Python and the libraries mentioned above are all open source. For more information on making figures in Python, you can take a look at the Programming module. Many free tutorials, including complete beginner courses, are available online.

R is a programming language focused on statistical computing. It is connected to RStudio, which is a software with a more user-friendly interface that has several built-in functions for data visualisation. R and RStudio are specifically designed for statistics and data analysis. However, various additional data visualisation packages are available.

Packages:

  • ggplot2 is one of the most popular visualisation packages. It is based on grammar of graphics (R4DS). This package makes creating custom plots fairly easy, because it takes care of small details so that you do not have to write commands for those.
  • Lattice is specifically useful for visualising multivariate data. It allows you to create plots with different variables in panels.
  • Analogue is developed to work with paleoecological data. It is specifically useful to create species composition diagrams, as a part of stratigraphic plots.
  • RColorBrewer helps you to easily manipulate colours in your graphs. It has several sequential, diverging, and qualitative colour palettes.
  • Plotly is an online platform for data visualisation, but has also an extension for Python and R. It allows you to create interactive plots and 3D graphs. 

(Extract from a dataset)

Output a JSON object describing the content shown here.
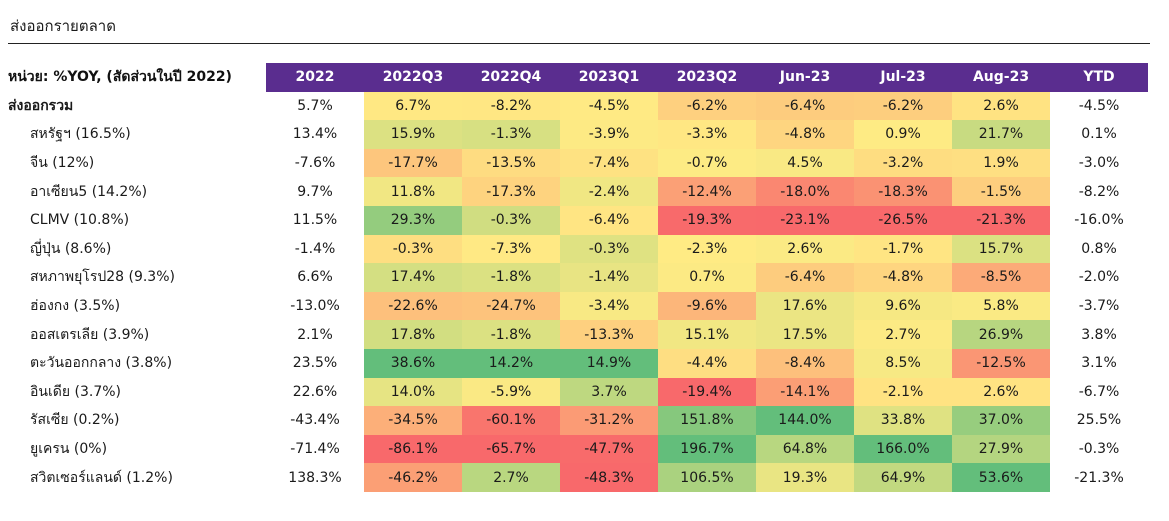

R, R studio and all packages are open-source. Many free tutorials and books are available online.

Tutorials/books:

  • The website ‘R for data science’ offers a good, free, e-book with step-by-step tutorials to teach you the most important data science tools in R, including a chapter on basic visualisation techniques in R using ggplot2.
  • The website ‘R for Paleolimnology’ offers similar step-by-step tutorials for visualizing paleolimnological data, including creating stratigraphic charts.

Matlab is mainly used for data analysis and modelling. The MATLAB visualisation app allows you to visualise data, and to view and explore data using interactive visualisations of MATLAB plots.

In contrast to Python and R, you need a license to download Matlab. As a UU student, you can use it for free by using SolisWorkspace, or on UU computers. You can also download it for free by using your @students.uu.nl email address. You can find more information on this here.